Mental health staffing crisis revealed

Irish Examiner (Saturday, 06 August 2011)
The true extent of the staffing crisis in community mental health services has been revealed as figures show just 21 of 124 adult community mental health teams (CMHTs) and one of 53 child and adolescent teams are fully staffed.
Real mental healthcare reform is progressing

Irish Examiner (Saturday, 06 August 2011)
Minister Kathleen Lynch writes “It is essential that individuals with mental illness can reclaim their lives, be involved in society and live as independently as possible. It is accepted that progress on implementation has been slower than expected. However, it is important to recognise and acknowledge that in many parts of the country, substantial change has already been effected and mental health services are pressing ahead with developing new ways of working and initiatives to implement A Vision for Change.”
A broader platform to discuss mental health service concerns
Irish Examiner (Saturday, 06 August 2011)
The role of universities in networks such as the Critical Voices Network (CVNI) is an important one, as a key role of universities is to foster and nurture critical thinking. It is through the CVNI that an environment has been created where different and sometimes conflicting voices and agendas can be heard and respected. In that sense, UCC has begun to play an important and positive role in supporting, enabling and empowering people who have so of- ten been silenced and marginalised.
Our mindset, rooted in a biomedical approach, needs a radical overhaul

Irish Examiner (Saturday, 06 August 2011)
Psychiatric knowledge does not have great predictive power. But even if it did, the sort of philosophy espoused by A Vision for Change would challenge its legal authority. If we are serious about the implementation of A Vision for Change we will need new resources but we will also have to invest the time and energy needed to bring about a cultural change within our services.


Mental Ill Health

Depression linked to strokes in women

Irish Independent (Friday, 12 August 2011)
A six-year study found that a history of depression increased the risk of stroke in post- menopausal women by 29pc. Women who used common antidepressants such as Prozac had a 39pc higher risk. But scientists said they did not believe the drugs alone were to blame and urged women not to stop taking their medication.

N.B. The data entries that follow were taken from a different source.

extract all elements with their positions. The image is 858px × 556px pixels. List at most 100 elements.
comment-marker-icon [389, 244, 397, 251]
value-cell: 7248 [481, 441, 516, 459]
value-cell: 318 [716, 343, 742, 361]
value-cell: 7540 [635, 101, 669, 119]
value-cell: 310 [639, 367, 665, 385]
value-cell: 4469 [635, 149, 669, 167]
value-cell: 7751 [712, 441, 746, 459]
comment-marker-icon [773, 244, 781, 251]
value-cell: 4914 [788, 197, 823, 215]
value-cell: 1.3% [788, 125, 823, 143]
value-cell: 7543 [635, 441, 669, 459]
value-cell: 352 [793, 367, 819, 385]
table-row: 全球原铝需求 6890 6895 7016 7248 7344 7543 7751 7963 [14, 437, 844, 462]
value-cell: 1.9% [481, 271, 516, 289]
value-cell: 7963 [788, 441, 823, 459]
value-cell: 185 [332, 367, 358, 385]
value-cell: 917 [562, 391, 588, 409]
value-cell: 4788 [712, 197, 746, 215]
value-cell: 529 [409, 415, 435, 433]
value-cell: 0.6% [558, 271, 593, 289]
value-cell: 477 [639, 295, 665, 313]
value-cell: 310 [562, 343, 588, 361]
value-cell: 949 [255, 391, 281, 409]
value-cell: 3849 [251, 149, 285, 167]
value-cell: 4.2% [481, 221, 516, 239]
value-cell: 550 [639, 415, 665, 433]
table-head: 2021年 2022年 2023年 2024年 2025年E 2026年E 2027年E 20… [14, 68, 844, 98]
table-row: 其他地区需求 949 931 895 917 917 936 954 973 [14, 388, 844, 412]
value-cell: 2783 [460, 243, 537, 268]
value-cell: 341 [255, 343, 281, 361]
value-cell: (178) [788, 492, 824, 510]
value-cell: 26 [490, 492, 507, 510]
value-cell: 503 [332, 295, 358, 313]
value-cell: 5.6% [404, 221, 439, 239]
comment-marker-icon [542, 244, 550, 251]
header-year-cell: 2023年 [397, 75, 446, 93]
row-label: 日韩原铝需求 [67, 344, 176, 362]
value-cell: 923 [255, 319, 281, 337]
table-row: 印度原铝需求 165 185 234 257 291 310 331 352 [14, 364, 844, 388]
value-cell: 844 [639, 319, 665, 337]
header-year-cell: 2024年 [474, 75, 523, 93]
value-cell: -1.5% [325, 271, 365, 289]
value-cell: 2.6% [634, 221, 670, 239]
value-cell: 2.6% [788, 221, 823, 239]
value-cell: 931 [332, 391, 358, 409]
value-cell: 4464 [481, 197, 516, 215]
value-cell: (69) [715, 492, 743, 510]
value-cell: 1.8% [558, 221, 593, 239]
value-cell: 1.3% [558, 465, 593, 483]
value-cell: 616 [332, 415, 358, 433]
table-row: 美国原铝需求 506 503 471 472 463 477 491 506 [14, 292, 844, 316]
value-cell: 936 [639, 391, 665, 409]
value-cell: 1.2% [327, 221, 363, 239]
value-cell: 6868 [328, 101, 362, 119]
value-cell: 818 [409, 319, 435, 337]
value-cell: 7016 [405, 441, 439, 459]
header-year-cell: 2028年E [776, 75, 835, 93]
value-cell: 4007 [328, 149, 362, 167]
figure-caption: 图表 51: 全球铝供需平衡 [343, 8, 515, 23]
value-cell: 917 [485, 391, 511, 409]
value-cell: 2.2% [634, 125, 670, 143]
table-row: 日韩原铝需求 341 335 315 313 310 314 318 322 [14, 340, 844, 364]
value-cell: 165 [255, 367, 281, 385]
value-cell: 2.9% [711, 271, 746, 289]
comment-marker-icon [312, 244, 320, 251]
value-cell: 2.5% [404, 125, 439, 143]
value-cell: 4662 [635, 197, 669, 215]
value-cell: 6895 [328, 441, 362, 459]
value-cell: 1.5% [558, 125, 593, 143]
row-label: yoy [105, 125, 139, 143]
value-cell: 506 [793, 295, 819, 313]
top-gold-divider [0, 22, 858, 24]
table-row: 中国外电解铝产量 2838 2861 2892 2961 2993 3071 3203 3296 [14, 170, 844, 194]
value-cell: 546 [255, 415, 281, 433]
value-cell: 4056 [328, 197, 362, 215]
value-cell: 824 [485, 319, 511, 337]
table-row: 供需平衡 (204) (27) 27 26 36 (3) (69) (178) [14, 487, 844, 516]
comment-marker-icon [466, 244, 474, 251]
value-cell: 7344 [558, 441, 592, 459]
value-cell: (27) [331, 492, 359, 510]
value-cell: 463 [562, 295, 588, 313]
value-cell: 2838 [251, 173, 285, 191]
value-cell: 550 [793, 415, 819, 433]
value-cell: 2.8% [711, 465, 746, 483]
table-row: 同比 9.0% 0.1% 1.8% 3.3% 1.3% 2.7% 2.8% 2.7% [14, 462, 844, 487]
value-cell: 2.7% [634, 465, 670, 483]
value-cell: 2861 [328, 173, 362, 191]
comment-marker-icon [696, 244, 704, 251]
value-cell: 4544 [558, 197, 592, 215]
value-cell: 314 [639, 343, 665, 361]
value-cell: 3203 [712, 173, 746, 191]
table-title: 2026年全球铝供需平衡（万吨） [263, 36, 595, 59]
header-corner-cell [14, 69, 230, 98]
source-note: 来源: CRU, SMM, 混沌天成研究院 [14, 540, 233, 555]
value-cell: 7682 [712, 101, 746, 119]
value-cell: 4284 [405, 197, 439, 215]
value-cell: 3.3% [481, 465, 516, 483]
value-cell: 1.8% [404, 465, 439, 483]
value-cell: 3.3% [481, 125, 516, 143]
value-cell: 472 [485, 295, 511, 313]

Movie suicides rise in line with real life
Irish Examiner (Friday, 12 August 2011)
Depictions of explicit and graphic suicides in movies tripled from 1950 to 2006, according to an analysis of top-grossing films. Lead author Patrick Jarnieson said that although it is impossible to establish a causal connection, the tripling of US teen suicide since 1960 has coincided with the increase in movie suicide portrayals. The results, based on an analysis of 855 top-grossing films, indicate the need for further study of the effects of movie suicides on adolescent audiences.